OpSensus - AI Fixathon 2026 Project

The Event

AI Fixathon 2026, hosted by Impact Hub Porto, was a 48-hour intensive Fixathon focused on Knowledge-as-a-Service (KaaS) for industrial operations.

The event challenged multidisciplinary teams to work directly with companies on real operational problems at the intersection of AI, operations, and process automation.

The Challenge

OpSensus addressed Challenge C: Capturing construction knowledge before it disappears.

The challenge focused on a large construction group facing the risk of losing decades of technical and operational know-how concentrated in senior site managers and engineers. The goal was to capture fragmented, tacit construction knowledge and turn it into a scalable, real-time knowledge service for workers on site.

The Project

OpSensus turns shop-floor know-how into production intelligence.

The solution was developed around a practical knowledge workflow: capture what experienced workers know, organize it into reusable operational knowledge, and make it available to site teams when decisions need to be made.

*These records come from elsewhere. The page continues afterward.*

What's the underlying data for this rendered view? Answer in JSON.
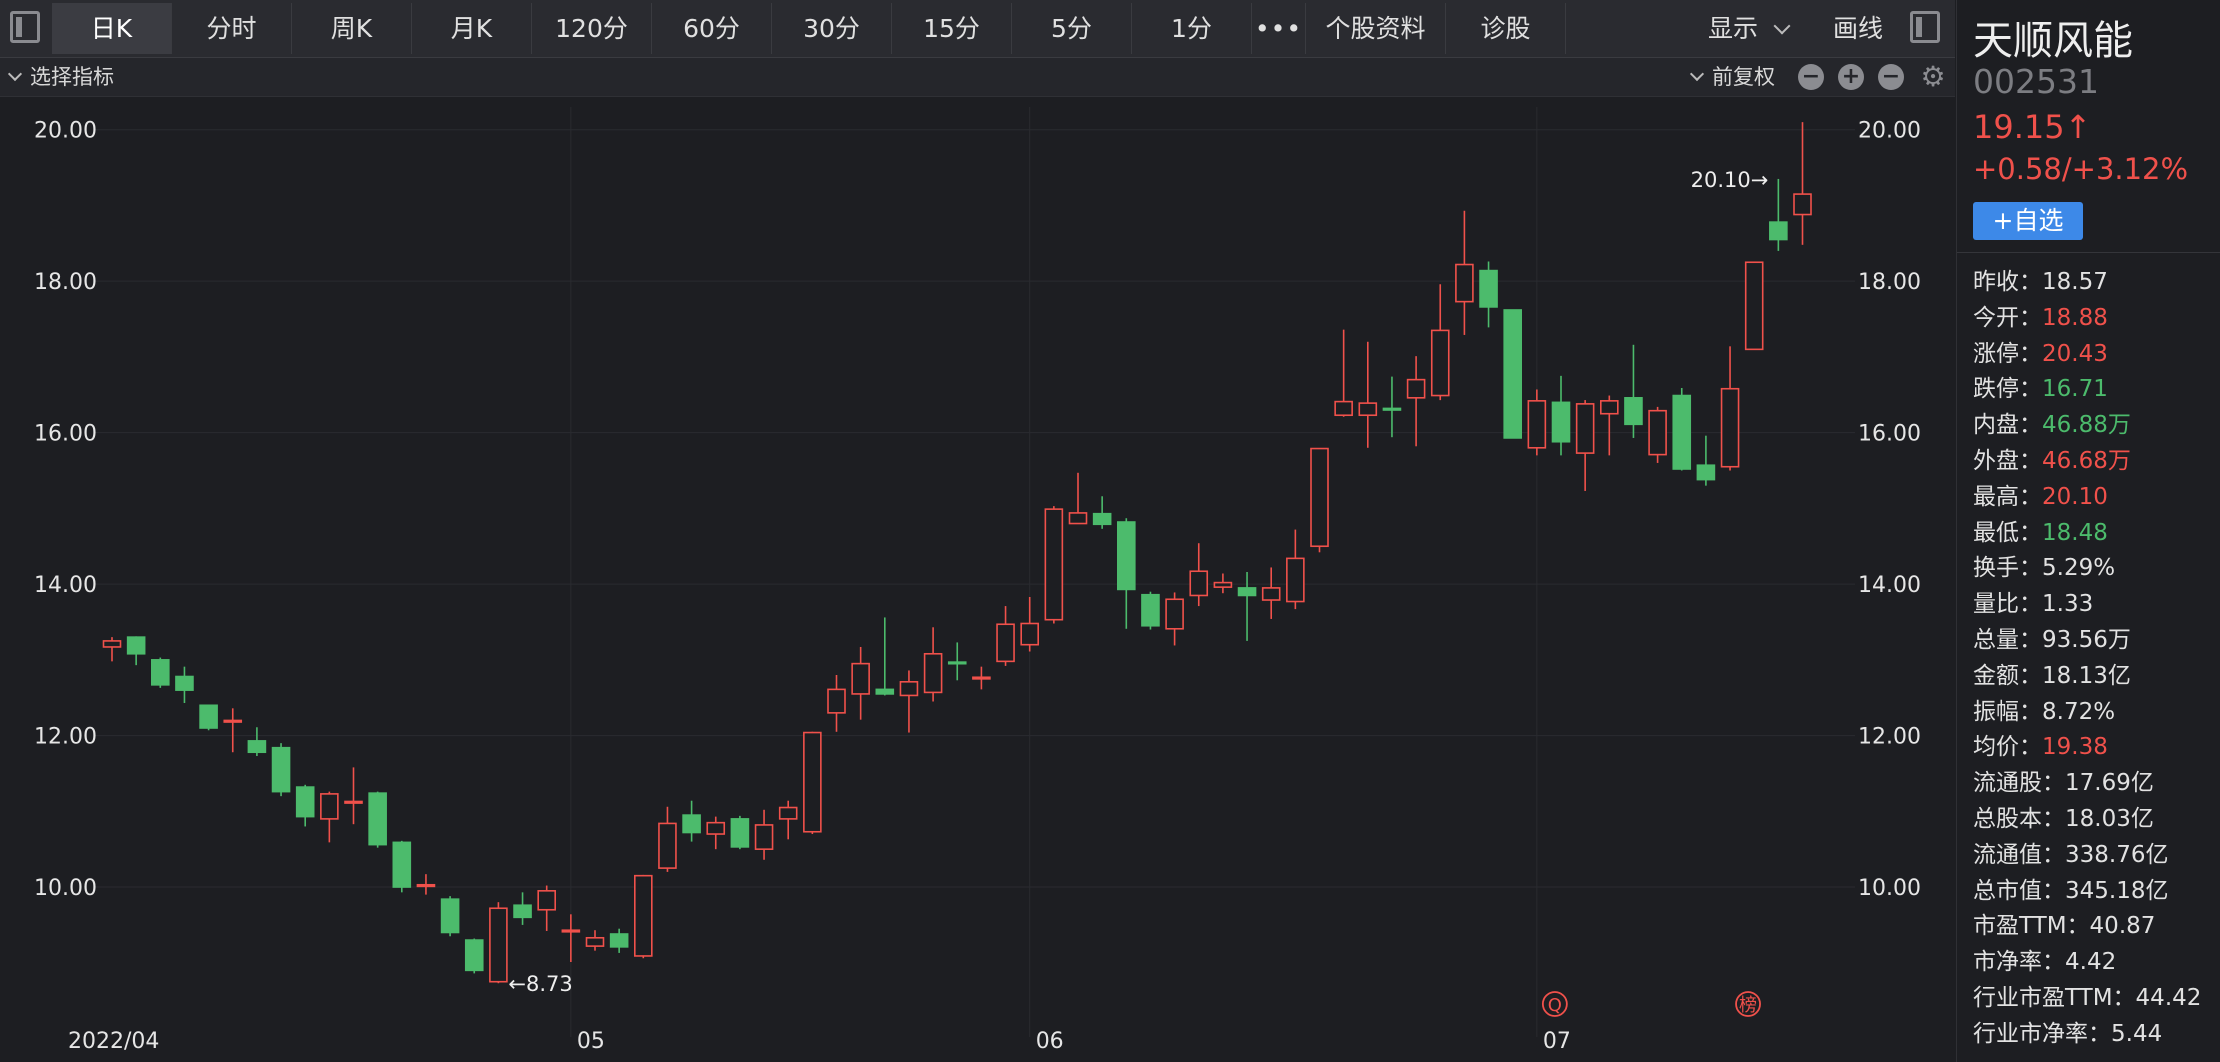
{
  "toolbar": {
    "tabs": [
      "日K",
      "分时",
      "周K",
      "月K",
      "120分",
      "60分",
      "30分",
      "15分",
      "5分",
      "1分",
      "•••",
      "个股资料",
      "诊股"
    ],
    "active_tab": "日K",
    "display_label": "显示",
    "draw_label": "画线"
  },
  "subbar": {
    "indicator_label": "选择指标",
    "adjust_label": "前复权"
  },
  "colors": {
    "up": "#f0514b",
    "down": "#4cbb6c",
    "accent": "#3d89e8",
    "background": "#1d1e22"
  },
  "chart_data": {
    "type": "candlestick",
    "y_ticks": [
      "20.00",
      "18.00",
      "16.00",
      "14.00",
      "12.00",
      "10.00"
    ],
    "ylim": [
      8.35,
      20.3
    ],
    "x_labels": [
      {
        "label": "2022/04",
        "index": 0
      },
      {
        "label": "05",
        "index": 19
      },
      {
        "label": "06",
        "index": 38
      },
      {
        "label": "07",
        "index": 59
      }
    ],
    "max_annotation": {
      "label": "20.10→",
      "index": 69
    },
    "min_annotation": {
      "label": "←8.73",
      "index": 16
    },
    "markers": [
      {
        "label": "Q",
        "index": 59
      },
      {
        "label": "榜",
        "index": 67
      }
    ],
    "candles": [
      [
        13.17,
        13.25,
        13.3,
        12.98
      ],
      [
        13.3,
        13.08,
        13.31,
        12.93
      ],
      [
        13.0,
        12.67,
        13.03,
        12.63
      ],
      [
        12.78,
        12.6,
        12.91,
        12.43
      ],
      [
        12.4,
        12.1,
        12.41,
        12.07
      ],
      [
        12.2,
        12.2,
        12.36,
        11.78
      ],
      [
        11.93,
        11.78,
        12.11,
        11.73
      ],
      [
        11.84,
        11.26,
        11.9,
        11.2
      ],
      [
        11.32,
        10.93,
        11.35,
        10.8
      ],
      [
        10.9,
        11.23,
        11.26,
        10.59
      ],
      [
        11.13,
        11.13,
        11.58,
        10.83
      ],
      [
        11.24,
        10.56,
        11.26,
        10.52
      ],
      [
        10.59,
        10.0,
        10.61,
        9.93
      ],
      [
        10.03,
        10.03,
        10.17,
        9.9
      ],
      [
        9.84,
        9.4,
        9.88,
        9.35
      ],
      [
        9.3,
        8.9,
        9.32,
        8.86
      ],
      [
        8.75,
        9.72,
        9.8,
        8.73
      ],
      [
        9.76,
        9.6,
        9.93,
        9.5
      ],
      [
        9.7,
        9.95,
        10.02,
        9.42
      ],
      [
        9.42,
        9.43,
        9.64,
        9.01
      ],
      [
        9.22,
        9.33,
        9.43,
        9.16
      ],
      [
        9.38,
        9.21,
        9.45,
        9.13
      ],
      [
        9.09,
        10.15,
        10.16,
        9.06
      ],
      [
        10.25,
        10.84,
        11.06,
        10.2
      ],
      [
        10.95,
        10.72,
        11.14,
        10.6
      ],
      [
        10.7,
        10.85,
        10.93,
        10.5
      ],
      [
        10.9,
        10.53,
        10.94,
        10.5
      ],
      [
        10.5,
        10.82,
        11.02,
        10.36
      ],
      [
        10.9,
        11.05,
        11.14,
        10.63
      ],
      [
        10.73,
        12.04,
        12.05,
        10.7
      ],
      [
        12.3,
        12.61,
        12.8,
        12.05
      ],
      [
        12.55,
        12.95,
        13.17,
        12.21
      ],
      [
        12.61,
        12.55,
        13.56,
        12.53
      ],
      [
        12.53,
        12.71,
        12.86,
        12.04
      ],
      [
        12.57,
        13.08,
        13.43,
        12.45
      ],
      [
        12.97,
        12.95,
        13.23,
        12.73
      ],
      [
        12.75,
        12.77,
        12.91,
        12.61
      ],
      [
        12.98,
        13.47,
        13.71,
        12.92
      ],
      [
        13.2,
        13.48,
        13.83,
        13.11
      ],
      [
        13.53,
        14.99,
        15.03,
        13.48
      ],
      [
        14.8,
        14.94,
        15.47,
        14.88
      ],
      [
        14.93,
        14.79,
        15.16,
        14.73
      ],
      [
        14.82,
        13.93,
        14.87,
        13.41
      ],
      [
        13.86,
        13.45,
        13.9,
        13.4
      ],
      [
        13.41,
        13.8,
        13.89,
        13.19
      ],
      [
        13.85,
        14.17,
        14.54,
        13.71
      ],
      [
        13.96,
        14.02,
        14.14,
        13.88
      ],
      [
        13.95,
        13.85,
        14.16,
        13.25
      ],
      [
        13.79,
        13.95,
        14.22,
        13.54
      ],
      [
        13.77,
        14.34,
        14.72,
        13.67
      ],
      [
        14.5,
        15.79,
        15.78,
        14.42
      ],
      [
        16.23,
        16.41,
        17.36,
        16.21
      ],
      [
        16.23,
        16.39,
        17.2,
        15.8
      ],
      [
        16.32,
        16.3,
        16.74,
        15.94
      ],
      [
        16.46,
        16.7,
        17.01,
        15.82
      ],
      [
        16.49,
        17.35,
        17.96,
        16.43
      ],
      [
        17.73,
        18.22,
        18.93,
        17.29
      ],
      [
        18.14,
        17.66,
        18.26,
        17.39
      ],
      [
        17.62,
        15.93,
        17.62,
        15.93
      ],
      [
        15.8,
        16.42,
        16.57,
        15.7
      ],
      [
        16.4,
        15.88,
        16.75,
        15.7
      ],
      [
        15.73,
        16.38,
        16.43,
        15.23
      ],
      [
        16.25,
        16.42,
        16.49,
        15.7
      ],
      [
        16.46,
        16.11,
        17.16,
        15.93
      ],
      [
        15.71,
        16.29,
        16.34,
        15.6
      ],
      [
        16.49,
        15.52,
        16.59,
        15.5
      ],
      [
        15.57,
        15.38,
        15.96,
        15.3
      ],
      [
        15.55,
        16.58,
        17.14,
        15.5
      ],
      [
        17.1,
        18.25,
        18.25,
        17.1
      ],
      [
        18.78,
        18.55,
        19.35,
        18.4
      ],
      [
        18.88,
        19.15,
        20.1,
        18.48
      ]
    ]
  },
  "sidebar": {
    "name": "天顺风能",
    "code": "002531",
    "price": "19.15↑",
    "change": "+0.58/+3.12%",
    "add_label": "+自选",
    "stats": [
      {
        "label": "昨收：",
        "value": "18.57",
        "color": "neutral"
      },
      {
        "label": "今开：",
        "value": "18.88",
        "color": "up"
      },
      {
        "label": "涨停：",
        "value": "20.43",
        "color": "up"
      },
      {
        "label": "跌停：",
        "value": "16.71",
        "color": "down"
      },
      {
        "label": "内盘：",
        "value": "46.88万",
        "color": "down"
      },
      {
        "label": "外盘：",
        "value": "46.68万",
        "color": "up"
      },
      {
        "label": "最高：",
        "value": "20.10",
        "color": "up"
      },
      {
        "label": "最低：",
        "value": "18.48",
        "color": "down"
      },
      {
        "label": "换手：",
        "value": "5.29%",
        "color": "neutral"
      },
      {
        "label": "量比：",
        "value": "1.33",
        "color": "neutral"
      },
      {
        "label": "总量：",
        "value": "93.56万",
        "color": "neutral"
      },
      {
        "label": "金额：",
        "value": "18.13亿",
        "color": "neutral"
      },
      {
        "label": "振幅：",
        "value": "8.72%",
        "color": "neutral"
      },
      {
        "label": "均价：",
        "value": "19.38",
        "color": "up"
      },
      {
        "label": "流通股：",
        "value": "17.69亿",
        "color": "neutral"
      },
      {
        "label": "总股本：",
        "value": "18.03亿",
        "color": "neutral"
      },
      {
        "label": "流通值：",
        "value": "338.76亿",
        "color": "neutral"
      },
      {
        "label": "总市值：",
        "value": "345.18亿",
        "color": "neutral"
      },
      {
        "label": "市盈TTM：",
        "value": "40.87",
        "color": "neutral"
      },
      {
        "label": "市净率：",
        "value": "4.42",
        "color": "neutral"
      },
      {
        "label": "行业市盈TTM：",
        "value": "44.42",
        "color": "neutral"
      },
      {
        "label": "行业市净率：",
        "value": "5.44",
        "color": "neutral"
      }
    ]
  }
}
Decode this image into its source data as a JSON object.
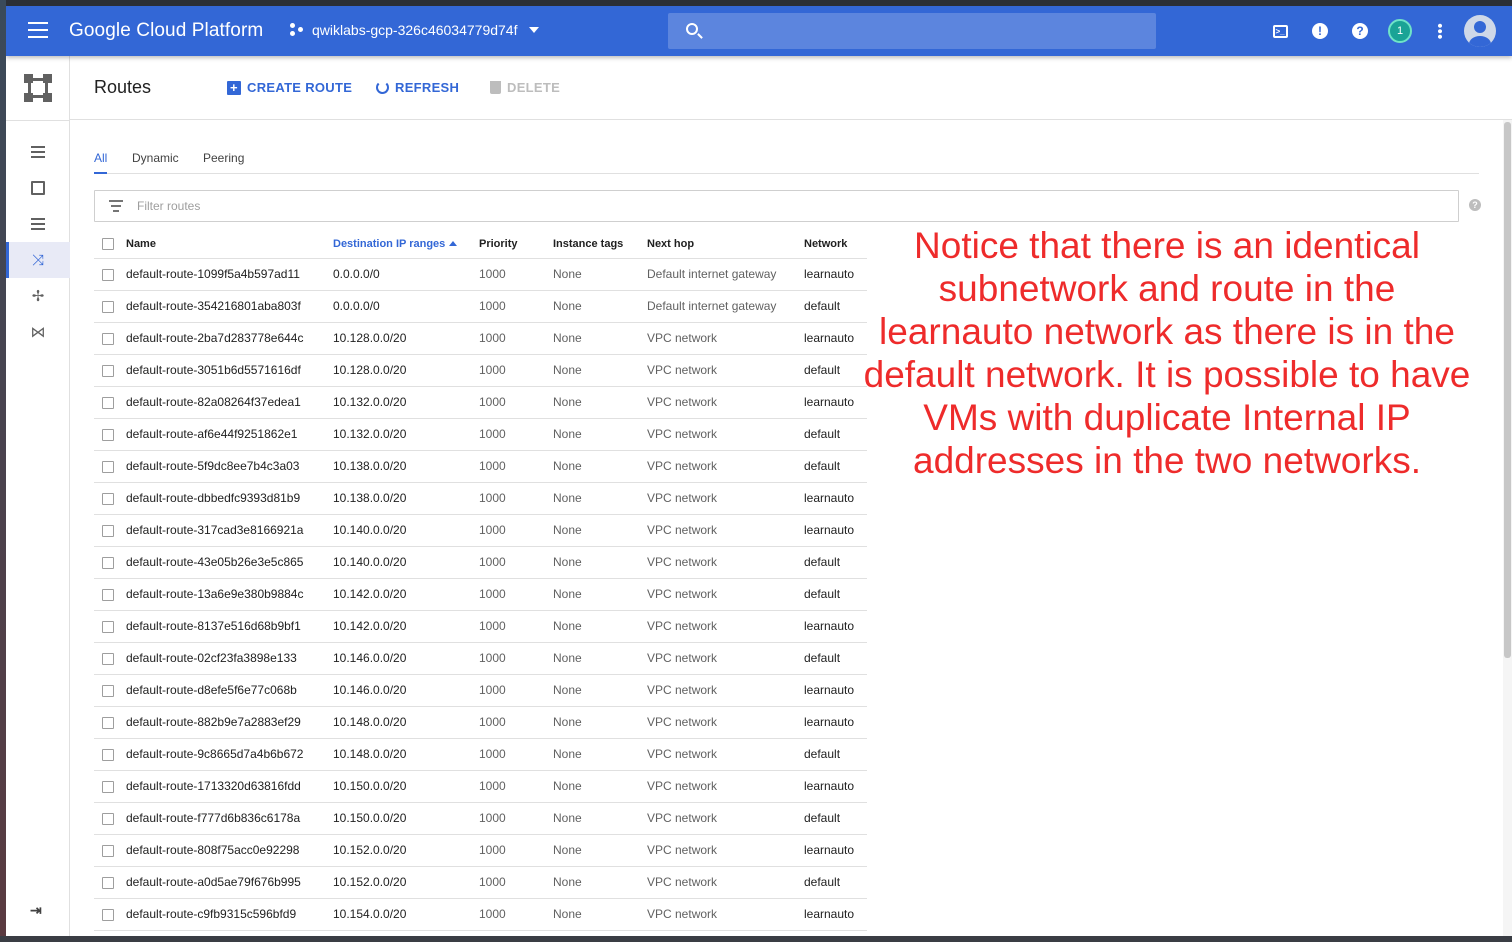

Rather than treating knowledge as a static document repository, OpSensus focused on the process through which tacit know-how becomes useful in day-to-day operations. The concept explored how site situations, recurring questions, procedures, lessons learned, and expert explanations could be collected from fragmented sources and turned into a structured knowledge base.

The proposed workflow followed four main steps:

  1. Capture: gather operational knowledge from experienced workers, project documentation, procedures, and real site situations.
  2. Structure: transform fragmented information into contextualized knowledge units connected to tasks, roles, locations, materials, and project phases.
  3. Validate: keep experts in the loop so that generated answers and reusable knowledge remain grounded in real operational practice.
  4. Deliver: provide workers with a real-time knowledge service that can support decisions on site without depending exclusively on the availability of senior staff.

This process-oriented approach positioned AI as a way to preserve and operationalize human expertise, not as a replacement for it. The goal was to make construction knowledge easier to retrieve, verify, reuse, and improve over time.